The senior researcher responsible for the study, Igor Chirikov, said this was the “first empirical evidence to date that rankers’ conflicts of interest may negatively impact outcomes in university rankings”.
“The results are novel for higher education but they are consistent with the numerous studies from the other sectors of economy suggesting that conflicts of interest lead to biased evaluations,” he continued.
“Most likely, rankers that depend on universities for resources are vulnerable to an unconscious self-serving bias also reported by the studies of the conflict of interest among auditors. Self-serving bias may lead to a more favourable consideration of the data coming from universities that are also frequent clients as compared to other types of institutions.”
However, according to Bahram Bekhradnia, president of the Higher Education Policy Institute, the findings should come as little surprise.
“QS is a commercial organisation. They’re there to make money and their rankings are not objective. They sell services to universities to help them to improve their position in the ranking, not to help them improve their quality,” he told The PIE.

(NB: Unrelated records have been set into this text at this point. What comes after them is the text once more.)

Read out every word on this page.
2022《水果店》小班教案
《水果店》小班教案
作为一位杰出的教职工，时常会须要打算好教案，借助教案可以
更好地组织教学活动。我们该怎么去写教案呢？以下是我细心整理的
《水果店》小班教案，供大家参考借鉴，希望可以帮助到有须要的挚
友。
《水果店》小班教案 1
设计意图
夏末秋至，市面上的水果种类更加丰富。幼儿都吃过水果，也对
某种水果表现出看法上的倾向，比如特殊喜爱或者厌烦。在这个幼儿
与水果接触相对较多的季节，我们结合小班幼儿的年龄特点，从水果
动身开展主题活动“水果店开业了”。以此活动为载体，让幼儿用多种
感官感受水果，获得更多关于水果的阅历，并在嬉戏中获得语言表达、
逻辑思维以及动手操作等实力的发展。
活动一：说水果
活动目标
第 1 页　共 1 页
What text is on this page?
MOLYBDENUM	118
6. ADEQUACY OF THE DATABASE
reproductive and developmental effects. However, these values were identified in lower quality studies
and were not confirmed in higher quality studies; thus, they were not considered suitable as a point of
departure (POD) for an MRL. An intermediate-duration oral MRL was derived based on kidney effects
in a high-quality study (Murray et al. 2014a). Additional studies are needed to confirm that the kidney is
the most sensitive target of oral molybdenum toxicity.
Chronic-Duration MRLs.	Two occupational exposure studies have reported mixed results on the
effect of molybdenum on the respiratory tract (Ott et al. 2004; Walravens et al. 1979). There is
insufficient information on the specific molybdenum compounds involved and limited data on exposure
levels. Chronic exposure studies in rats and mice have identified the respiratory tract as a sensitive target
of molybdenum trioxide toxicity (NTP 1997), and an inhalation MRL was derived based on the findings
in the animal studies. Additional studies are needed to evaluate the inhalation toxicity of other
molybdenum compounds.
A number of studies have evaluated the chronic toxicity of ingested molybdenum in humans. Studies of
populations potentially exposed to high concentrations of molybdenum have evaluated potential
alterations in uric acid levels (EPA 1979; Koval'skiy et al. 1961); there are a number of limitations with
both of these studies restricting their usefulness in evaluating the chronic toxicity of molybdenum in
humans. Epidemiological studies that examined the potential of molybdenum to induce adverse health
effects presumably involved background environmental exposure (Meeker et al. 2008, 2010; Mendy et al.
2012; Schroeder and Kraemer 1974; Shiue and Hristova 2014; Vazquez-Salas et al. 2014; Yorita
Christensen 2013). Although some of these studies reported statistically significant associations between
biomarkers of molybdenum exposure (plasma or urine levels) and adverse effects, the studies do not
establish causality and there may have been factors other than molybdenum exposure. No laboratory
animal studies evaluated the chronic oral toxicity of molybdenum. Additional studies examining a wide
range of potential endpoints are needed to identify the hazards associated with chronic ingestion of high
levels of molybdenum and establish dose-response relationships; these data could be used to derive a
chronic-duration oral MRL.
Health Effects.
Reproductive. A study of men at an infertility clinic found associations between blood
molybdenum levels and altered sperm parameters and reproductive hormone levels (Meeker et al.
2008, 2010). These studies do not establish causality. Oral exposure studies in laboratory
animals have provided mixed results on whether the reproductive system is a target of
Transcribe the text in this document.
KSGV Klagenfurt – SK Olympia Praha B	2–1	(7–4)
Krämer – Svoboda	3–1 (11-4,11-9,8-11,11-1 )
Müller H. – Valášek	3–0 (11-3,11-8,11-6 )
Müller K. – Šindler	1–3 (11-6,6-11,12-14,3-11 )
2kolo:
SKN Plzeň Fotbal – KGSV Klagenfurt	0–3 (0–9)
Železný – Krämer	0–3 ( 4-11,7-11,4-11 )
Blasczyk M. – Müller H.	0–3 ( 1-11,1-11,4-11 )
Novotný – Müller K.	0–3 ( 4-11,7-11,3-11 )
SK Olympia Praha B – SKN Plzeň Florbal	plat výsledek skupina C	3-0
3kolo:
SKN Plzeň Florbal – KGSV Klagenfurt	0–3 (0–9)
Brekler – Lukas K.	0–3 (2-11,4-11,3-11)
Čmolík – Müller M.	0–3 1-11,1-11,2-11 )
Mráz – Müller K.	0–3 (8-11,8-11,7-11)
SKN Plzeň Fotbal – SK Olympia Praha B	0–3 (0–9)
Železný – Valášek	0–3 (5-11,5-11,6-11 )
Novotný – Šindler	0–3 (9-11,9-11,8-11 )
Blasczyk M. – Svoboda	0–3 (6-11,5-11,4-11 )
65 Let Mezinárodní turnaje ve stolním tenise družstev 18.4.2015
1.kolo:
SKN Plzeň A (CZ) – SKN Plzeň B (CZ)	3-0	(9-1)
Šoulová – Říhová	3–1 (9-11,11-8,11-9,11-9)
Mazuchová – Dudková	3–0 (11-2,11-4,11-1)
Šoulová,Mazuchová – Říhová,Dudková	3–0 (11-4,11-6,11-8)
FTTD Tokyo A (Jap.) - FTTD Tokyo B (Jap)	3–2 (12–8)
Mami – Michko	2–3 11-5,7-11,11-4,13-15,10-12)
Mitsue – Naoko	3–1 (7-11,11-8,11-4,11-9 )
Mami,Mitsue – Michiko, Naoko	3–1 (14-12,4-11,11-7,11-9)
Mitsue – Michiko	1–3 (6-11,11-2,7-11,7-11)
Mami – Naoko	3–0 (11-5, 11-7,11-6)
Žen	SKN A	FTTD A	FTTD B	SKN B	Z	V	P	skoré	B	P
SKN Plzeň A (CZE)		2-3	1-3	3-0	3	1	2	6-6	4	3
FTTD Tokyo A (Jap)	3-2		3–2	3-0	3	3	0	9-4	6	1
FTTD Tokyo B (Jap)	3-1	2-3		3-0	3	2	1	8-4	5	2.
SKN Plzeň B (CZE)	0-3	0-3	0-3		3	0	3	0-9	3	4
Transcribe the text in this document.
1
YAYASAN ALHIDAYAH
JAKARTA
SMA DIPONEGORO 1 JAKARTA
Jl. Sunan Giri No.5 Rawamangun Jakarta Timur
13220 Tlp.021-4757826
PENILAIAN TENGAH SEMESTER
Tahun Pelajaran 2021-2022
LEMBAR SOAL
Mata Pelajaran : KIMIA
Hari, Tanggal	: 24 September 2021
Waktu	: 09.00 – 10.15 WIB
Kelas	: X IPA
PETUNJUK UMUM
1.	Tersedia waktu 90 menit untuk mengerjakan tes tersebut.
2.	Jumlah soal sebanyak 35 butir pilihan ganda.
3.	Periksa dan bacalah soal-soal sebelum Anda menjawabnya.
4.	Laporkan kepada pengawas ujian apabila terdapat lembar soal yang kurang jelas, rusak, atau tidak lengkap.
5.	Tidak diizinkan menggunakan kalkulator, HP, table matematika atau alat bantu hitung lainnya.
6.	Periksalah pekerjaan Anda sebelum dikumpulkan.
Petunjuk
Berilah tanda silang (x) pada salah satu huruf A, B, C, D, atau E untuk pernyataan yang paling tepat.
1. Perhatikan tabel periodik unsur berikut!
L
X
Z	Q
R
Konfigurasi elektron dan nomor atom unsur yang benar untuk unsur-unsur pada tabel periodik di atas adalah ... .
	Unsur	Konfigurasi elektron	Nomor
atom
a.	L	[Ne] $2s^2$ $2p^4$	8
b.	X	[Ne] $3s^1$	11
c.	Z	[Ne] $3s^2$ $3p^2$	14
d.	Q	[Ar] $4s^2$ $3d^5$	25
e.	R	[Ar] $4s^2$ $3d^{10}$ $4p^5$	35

“Of course, rankings are not measuring quality, rankings are just measuring whatever they measure. And so we shouldn’t be surprised.”
For Tia Loukkola, European University Alliance director of institutional development, the study is also significant because it reveals a link many in the industry have long suspected but found difficult to prove due to the lack of transparency around which universities use such services.
“It’s an interesting finding. In general this is something that has been discussed, when one part of a company does rankings and the other part brings in money through consulting,” she said.
“There are quite a few universities who use these services. QS has different packages. The data on who uses the services is not publicly available. I think this is part of the solution.
“But the other part is that we need to understand that the rankings and the measures of the rankings are compiled by commercial providers. We need to understand how they operate [and] put it into context.”
Chief marketing officer of QS Tim Edwards emphasised that the company is transparent in its ranking approach.
“We ensure that in-depth detail of our methodologies and data definitions for all ranking exercises are publicly available,” he noted.
“We are confident in the robustness of our approach in producing one of the world’s most popular higher education rankings, which has served as a useful tool to students and institutions for 18 years. We consistently welcome feedback and scrutiny from our community as part of this approach.”
Currently serving more than 1,300 universities in 50+ countries, with more than 30 years experience as a key higher education sector partner, QS “support[s] institutions to address their key challenges including student recruitment, internationalisation, research collaborations and performance insight”, he continued.
“Most recently, these insights have played an important role in helping support the long-term resilience of institutions throughout the Covid-19 pandemic.
“We are mission driven with integrity at the core of both our values and of our business model. This is underpinned by well-established governance and quality assurance processes, which ensure that our rankings operations and team are functionally independent, with a clear set of conflict-of-interest policies to which all our employees and stakeholders are subject. Our role as a trusted partner to the sector for over 30 years is testament to the strength of our integrity in all our activities which serve the sector.”
Rankings have long been criticised from many vantage points, from the influence of consulting services to reliance on reputation to the use of self-reported data, others warned.
“I was at the conference in Dubai a couple of years ago and somebody came up to me and told me that they had [self-reported] one measure on the amount of external income. They said that their predecessor had wrongly been reporting the number in the United Arab Emirates dirhams instead of US dollars. So it was inflated by five,” said Bekhradnia.
“The data are not comparable between universities and between countries anyway, let’s face it. And then we got all the shenanigans about selling services. It’s a money making operation and in my view does damage to the university system.”
UPDATE: 16:26 GMT April 28, comment from QS added.